The Miseducation of America’s Teachers

Daniel Buck

If medical professionals spoke about early career doctors the way school administrators talk about early career teachers, no one would enter a hospital again. “Oh, everyone kills a few patients early on,” a caring mentor assures an internist who prescribed the wrong medication. “The only way to learn is to dive in and poke around,” says a veteran surgeon to a young resident about to perform his first tracheotomy.

Unfortunately, these are common sentiments among educators in America. No novice teacher is armed with the knowledge or skills to run a classroom; it’s simply assumed that they’ll fail early on. In fact, making it through the blistering first year — the classroom chaos, the unforgiving workloads, the confusing curricula, the daily student insolence — is something of a rite of passage. Veterans clap rookies on the back and assure them they’ll make it through, knowing that the first few years will be rough — for both the teacher and his students.
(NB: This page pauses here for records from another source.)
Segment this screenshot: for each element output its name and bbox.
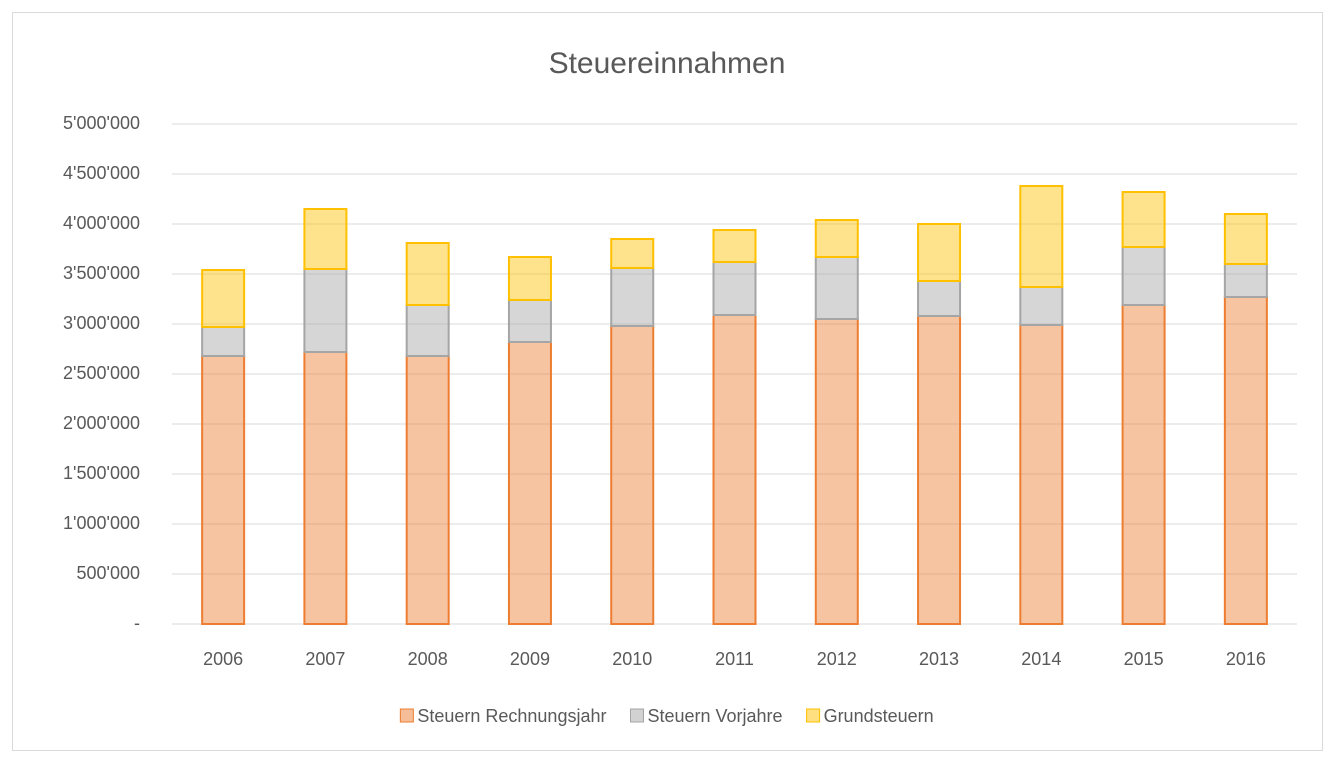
bar-segment (610, 238, 655, 269)
bar-segment (201, 355, 246, 625)
bar-segment (303, 208, 348, 270)
bar-segment (917, 280, 962, 317)
bar-segment (1019, 286, 1064, 326)
bar-segment (303, 351, 348, 625)
bar-segment (814, 219, 859, 258)
bar-segment (814, 318, 859, 625)
y-tick-label: 500'000 (76, 563, 140, 583)
legend-swatch (399, 708, 414, 723)
bar-segment (917, 223, 962, 282)
y-tick-label: - (134, 613, 140, 633)
legend-label: Steuern Rechnungsjahr (417, 706, 606, 726)
bar-segment (507, 256, 552, 301)
y-tick-label: 3'000'000 (63, 313, 140, 333)
y-tick-label: 1'500'000 (63, 463, 140, 483)
y-tick-label: 3'500'000 (63, 263, 140, 283)
bar-segment (405, 242, 450, 306)
legend-swatch (629, 708, 644, 723)
bar-segment (1121, 191, 1166, 248)
bar-segment (712, 229, 757, 263)
x-tick-label: 2015 (1124, 649, 1164, 669)
bar-segment (303, 268, 348, 353)
y-tick-label: 5'000'000 (63, 113, 140, 133)
bar-segment (1121, 246, 1166, 306)
legend-label: Grundsteuern (824, 706, 934, 726)
x-tick-label: 2012 (817, 649, 857, 669)
bar-segment (201, 269, 246, 328)
bar-segment (712, 261, 757, 316)
bar-segment (507, 341, 552, 625)
x-tick-label: 2010 (612, 649, 652, 669)
bar-segment (1223, 296, 1268, 625)
x-tick-label: 2016 (1226, 649, 1266, 669)
y-tick-label: 2'500'000 (63, 363, 140, 383)
x-tick-label: 2007 (305, 649, 345, 669)
y-tick-label: 1'000'000 (63, 513, 140, 533)
bar-segment (405, 355, 450, 625)
x-tick-label: 2011 (715, 649, 754, 669)
bar-segment (1223, 263, 1268, 298)
x-tick-label: 2006 (203, 649, 243, 669)
legend-label: Steuern Vorjahre (647, 706, 782, 726)
y-tick-label: 2'000'000 (63, 413, 140, 433)
bar-segment (201, 326, 246, 357)
x-tick-label: 2014 (1021, 649, 1061, 669)
bar-segment (814, 256, 859, 320)
bar-segment (917, 315, 962, 625)
legend-swatch (806, 708, 821, 723)
bar-segment (1019, 185, 1064, 288)
x-tick-label: 2013 (919, 649, 959, 669)
bar-segment (1121, 304, 1166, 625)
x-tick-label: 2008 (408, 649, 448, 669)
bar-segment (712, 314, 757, 625)
bar-segment (405, 304, 450, 357)
bar-segment (507, 299, 552, 343)
y-tick-label: 4'500'000 (63, 163, 140, 183)
y-tick-label: 4'000'000 (63, 213, 140, 233)
chart-title: Steuereinnahmen (549, 47, 786, 80)
chart-frame (12, 12, 1323, 751)
x-tick-label: 2009 (510, 649, 550, 669)
bar-segment (610, 325, 655, 625)
bar-segment (610, 267, 655, 327)
bar-segment (1019, 324, 1064, 625)
bar-segment (1223, 213, 1268, 265)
The reason for this reality is simple: Our nation’s teacher-preparation system is broken. Our educators enter the profession woefully unprepared for their jobs. The large majority attend programs at university schools of education, where they read and discuss esoteric academic literature that contains no references to classroom-management techniques, lesson pacing, learning assessments, or other practical knowledge. These schools are boxing academies that don’t teach their students how to duck and weave.

I experienced the consequences during my first year of teaching. Lectures on tort law and transgender literacies didn’t equip me to handle a student who slugged another in the face during class. Nor did a few mock lessons equip me to fill 50 minutes of class time for several different classes five days a week.